Monterey is full of culinary gems like the Fish House. Restaurants line Cannery Row, where packinghouses once distributed the bay's harvest across the country.
Visitors can try making dishes like lobster cream sauce and sauteed flounder at the four-year-old Culinary Center of Monterey. From the kitchen, you can see the sea--a view that can't help but enhance the flavor of the food.
PACIFIC GROVE
Surveying the sea
Keeping an eye on the sea has been the job of 14 successive keepers at Point Pinos Lighthouse since it opened in 1855 in Pacific Grove, northwest of Monterey.
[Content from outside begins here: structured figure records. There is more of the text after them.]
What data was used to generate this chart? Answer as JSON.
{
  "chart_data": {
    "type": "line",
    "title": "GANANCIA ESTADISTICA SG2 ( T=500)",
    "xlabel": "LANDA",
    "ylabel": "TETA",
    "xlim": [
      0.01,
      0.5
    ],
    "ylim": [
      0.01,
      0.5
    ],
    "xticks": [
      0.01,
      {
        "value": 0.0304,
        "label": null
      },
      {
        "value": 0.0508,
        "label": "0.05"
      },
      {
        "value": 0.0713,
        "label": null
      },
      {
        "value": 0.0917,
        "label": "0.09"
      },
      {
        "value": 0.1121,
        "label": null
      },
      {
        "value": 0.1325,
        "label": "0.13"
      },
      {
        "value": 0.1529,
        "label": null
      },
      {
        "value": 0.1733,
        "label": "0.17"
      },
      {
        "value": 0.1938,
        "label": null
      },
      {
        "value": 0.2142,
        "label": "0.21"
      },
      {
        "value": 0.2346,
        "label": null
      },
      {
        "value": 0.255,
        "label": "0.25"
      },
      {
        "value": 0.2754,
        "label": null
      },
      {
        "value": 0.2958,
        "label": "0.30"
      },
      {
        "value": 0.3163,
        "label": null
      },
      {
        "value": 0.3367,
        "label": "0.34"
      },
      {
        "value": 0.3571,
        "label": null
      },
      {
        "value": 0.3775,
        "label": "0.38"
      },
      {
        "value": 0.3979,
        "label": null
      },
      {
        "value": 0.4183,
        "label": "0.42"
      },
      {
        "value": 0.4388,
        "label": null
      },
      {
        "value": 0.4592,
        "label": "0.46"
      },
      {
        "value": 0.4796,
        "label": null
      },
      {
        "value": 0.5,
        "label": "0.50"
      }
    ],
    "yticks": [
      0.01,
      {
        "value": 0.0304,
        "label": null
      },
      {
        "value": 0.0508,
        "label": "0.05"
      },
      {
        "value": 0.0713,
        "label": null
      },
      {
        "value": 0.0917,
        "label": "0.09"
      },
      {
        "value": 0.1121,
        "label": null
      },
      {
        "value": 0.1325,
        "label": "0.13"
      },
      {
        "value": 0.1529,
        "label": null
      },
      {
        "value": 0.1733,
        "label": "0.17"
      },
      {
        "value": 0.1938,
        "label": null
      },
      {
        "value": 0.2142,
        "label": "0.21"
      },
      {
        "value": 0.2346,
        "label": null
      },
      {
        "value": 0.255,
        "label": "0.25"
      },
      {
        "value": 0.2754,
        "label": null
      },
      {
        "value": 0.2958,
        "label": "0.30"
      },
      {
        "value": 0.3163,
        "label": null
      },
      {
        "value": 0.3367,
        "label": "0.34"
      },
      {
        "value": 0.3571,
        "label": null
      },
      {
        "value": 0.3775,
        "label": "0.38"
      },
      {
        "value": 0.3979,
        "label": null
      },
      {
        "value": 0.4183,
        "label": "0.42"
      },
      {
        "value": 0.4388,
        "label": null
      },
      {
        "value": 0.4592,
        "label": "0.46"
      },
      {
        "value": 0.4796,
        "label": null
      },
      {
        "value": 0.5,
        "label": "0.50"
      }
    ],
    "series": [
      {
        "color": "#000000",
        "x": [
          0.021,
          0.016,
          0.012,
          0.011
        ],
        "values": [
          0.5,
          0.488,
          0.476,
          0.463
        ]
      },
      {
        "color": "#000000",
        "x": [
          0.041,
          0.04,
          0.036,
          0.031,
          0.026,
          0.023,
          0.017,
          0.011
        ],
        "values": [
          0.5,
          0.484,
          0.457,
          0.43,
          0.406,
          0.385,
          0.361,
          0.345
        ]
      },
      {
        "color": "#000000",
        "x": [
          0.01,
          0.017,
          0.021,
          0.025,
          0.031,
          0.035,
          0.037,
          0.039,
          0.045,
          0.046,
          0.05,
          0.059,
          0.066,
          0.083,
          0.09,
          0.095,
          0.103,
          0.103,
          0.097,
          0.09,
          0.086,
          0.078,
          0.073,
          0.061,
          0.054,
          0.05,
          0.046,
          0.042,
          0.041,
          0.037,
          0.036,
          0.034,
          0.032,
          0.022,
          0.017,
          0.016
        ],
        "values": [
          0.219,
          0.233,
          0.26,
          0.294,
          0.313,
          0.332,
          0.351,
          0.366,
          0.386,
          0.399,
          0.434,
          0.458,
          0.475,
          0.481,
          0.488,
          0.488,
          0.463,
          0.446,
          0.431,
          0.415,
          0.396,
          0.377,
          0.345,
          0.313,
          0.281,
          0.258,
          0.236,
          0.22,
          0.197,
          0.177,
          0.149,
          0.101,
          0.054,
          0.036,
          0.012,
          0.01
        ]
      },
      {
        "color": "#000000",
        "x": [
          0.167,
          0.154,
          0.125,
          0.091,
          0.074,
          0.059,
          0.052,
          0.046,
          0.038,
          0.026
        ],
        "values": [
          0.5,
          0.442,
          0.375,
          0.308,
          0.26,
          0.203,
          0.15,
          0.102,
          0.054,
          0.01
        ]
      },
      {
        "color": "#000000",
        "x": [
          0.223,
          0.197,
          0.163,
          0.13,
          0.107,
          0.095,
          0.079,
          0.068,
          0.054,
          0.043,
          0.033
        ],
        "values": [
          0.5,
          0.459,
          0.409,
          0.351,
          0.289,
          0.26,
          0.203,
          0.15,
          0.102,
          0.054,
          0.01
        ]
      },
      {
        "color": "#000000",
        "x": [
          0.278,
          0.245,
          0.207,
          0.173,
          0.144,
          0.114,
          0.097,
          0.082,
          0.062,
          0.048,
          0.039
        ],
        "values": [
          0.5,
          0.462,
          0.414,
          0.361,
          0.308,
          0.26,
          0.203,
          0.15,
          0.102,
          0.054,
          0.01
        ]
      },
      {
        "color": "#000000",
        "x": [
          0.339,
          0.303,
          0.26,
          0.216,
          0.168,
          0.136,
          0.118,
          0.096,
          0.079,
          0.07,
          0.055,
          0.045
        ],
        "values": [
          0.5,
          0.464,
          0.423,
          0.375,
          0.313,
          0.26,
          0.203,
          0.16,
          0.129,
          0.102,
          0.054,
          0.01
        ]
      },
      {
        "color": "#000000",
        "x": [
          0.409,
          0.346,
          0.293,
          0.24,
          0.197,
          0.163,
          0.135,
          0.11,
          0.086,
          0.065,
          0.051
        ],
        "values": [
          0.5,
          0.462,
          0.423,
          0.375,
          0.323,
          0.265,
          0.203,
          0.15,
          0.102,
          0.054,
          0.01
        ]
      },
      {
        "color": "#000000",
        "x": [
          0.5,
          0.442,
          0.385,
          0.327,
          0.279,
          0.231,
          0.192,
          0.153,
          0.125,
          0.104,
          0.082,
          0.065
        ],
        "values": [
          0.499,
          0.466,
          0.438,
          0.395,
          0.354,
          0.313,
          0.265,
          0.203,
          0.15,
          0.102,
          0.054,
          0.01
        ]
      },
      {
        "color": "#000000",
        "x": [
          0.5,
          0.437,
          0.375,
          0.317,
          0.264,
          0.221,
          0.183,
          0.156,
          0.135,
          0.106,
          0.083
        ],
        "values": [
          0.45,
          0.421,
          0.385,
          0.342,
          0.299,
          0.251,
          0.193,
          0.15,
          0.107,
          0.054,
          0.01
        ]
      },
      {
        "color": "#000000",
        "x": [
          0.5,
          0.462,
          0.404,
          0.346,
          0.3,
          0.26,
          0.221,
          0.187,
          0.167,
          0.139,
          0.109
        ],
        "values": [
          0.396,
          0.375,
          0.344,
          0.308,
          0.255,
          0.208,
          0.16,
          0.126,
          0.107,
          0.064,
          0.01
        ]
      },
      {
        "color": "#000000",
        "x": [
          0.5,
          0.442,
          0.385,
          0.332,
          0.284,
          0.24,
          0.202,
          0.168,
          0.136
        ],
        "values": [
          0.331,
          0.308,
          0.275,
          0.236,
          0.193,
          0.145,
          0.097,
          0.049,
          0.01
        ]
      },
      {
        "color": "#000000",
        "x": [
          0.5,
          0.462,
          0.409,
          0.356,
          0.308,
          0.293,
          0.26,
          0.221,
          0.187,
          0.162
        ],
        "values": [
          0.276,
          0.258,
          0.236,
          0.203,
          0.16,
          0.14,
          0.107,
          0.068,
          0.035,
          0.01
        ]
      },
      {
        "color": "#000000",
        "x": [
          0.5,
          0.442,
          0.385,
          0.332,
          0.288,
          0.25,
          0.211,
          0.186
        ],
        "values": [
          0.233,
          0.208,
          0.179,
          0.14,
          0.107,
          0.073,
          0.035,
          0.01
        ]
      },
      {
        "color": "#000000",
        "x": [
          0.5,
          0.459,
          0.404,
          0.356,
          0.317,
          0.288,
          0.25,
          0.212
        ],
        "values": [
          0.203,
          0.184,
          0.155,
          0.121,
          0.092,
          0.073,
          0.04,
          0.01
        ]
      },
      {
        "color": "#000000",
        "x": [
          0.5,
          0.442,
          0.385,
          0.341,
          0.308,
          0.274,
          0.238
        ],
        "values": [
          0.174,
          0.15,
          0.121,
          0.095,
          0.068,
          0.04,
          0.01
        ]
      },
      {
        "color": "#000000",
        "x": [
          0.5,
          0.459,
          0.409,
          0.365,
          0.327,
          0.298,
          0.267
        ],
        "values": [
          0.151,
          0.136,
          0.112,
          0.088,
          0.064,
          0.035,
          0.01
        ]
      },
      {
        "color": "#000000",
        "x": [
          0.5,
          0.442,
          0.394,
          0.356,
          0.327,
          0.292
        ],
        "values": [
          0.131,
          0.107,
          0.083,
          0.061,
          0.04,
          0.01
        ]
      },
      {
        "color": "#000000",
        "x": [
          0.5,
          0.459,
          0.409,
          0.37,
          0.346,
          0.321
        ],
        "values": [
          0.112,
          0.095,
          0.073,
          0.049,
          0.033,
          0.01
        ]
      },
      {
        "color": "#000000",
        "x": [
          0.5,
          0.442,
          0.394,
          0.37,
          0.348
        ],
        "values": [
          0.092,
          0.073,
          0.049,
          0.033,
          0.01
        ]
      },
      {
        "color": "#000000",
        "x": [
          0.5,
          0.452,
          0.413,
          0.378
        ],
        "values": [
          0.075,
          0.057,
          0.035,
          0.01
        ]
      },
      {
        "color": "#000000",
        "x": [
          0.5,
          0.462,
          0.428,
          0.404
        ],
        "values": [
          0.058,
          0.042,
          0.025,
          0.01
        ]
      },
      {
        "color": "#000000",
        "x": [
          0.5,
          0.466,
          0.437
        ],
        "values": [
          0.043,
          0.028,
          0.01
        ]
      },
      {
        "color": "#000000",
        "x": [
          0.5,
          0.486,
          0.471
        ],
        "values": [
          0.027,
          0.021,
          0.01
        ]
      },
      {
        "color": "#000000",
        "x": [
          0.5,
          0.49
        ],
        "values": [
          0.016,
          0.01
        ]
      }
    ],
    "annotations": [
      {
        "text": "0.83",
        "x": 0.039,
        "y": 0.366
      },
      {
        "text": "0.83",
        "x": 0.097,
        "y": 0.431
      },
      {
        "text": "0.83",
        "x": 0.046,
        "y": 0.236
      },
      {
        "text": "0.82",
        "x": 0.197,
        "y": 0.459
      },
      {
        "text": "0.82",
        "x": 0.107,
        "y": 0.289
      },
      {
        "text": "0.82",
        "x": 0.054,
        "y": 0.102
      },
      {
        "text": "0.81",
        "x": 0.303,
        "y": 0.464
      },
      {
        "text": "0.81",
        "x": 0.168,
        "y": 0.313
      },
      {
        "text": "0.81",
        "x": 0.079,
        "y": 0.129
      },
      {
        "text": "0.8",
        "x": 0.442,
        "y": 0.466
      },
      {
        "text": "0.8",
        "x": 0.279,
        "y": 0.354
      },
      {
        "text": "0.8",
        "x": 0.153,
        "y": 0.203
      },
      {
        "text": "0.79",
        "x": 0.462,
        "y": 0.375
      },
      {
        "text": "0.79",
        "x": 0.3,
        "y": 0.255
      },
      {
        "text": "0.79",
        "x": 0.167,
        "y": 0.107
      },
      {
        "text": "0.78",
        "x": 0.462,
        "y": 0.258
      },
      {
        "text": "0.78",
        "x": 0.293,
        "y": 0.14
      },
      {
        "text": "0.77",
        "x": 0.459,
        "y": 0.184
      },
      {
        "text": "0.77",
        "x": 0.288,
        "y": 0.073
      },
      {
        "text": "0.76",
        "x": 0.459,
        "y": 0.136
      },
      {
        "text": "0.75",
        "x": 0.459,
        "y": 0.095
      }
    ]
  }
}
The second lighthouse to be lit in California helps guide mariners at the bay's often foggy entrance.
You can tour the whitewashed eight-room structure of the lighthouse, where docent Jerry McCaffery, author of a history of the building called Lighthouse: Point Pinos California, will direct you to the same view Robert Louis Stevenson admired in 1879. He'll also tell you about keeper Emily Fish, who in 1912, when faced with a defective clockwork mechanism for the beacon's signature flash, pushed the eclipser by hand every few seconds for two consecutive nights until it could be fixed.
In some ways it does feel as if the clock has been turned back here. Well-preserved Victorians on Lighthouse Avenue house coffee shops, inns, and restaurants; 19th-century church buildings line Central Avenue; and the community center is in the Chautauqua Hall, established in the late 1800s for cultural events.
McGaffery sees a clear link between the beacon that brought early settlers and the religious campers seeking healthful airs. At the keeper's desk, he gazes out at the clear blue sea, envisioning it instead in a winter storm more than 100 years ago.
"When it's dark here, you can't tell what's going on out there--but you keep the light burning," McCaffery says. "And if captains don't see the light, they keep going full speed. It's an equation of faith."
CARMEL VALLEY
Treading lightly on the land
While Pacific Grove lighthouse keepers surveyed the ocean, Carmel Valley residents looked to the land. For more than a century, agriculture has provided the rhythm of life in the valley. Now walnut and pear orchards have given way to organic farms that grow other kinds of produce, and large cattle operations have pulled out for horse ranches and vineyards--many of them organic too.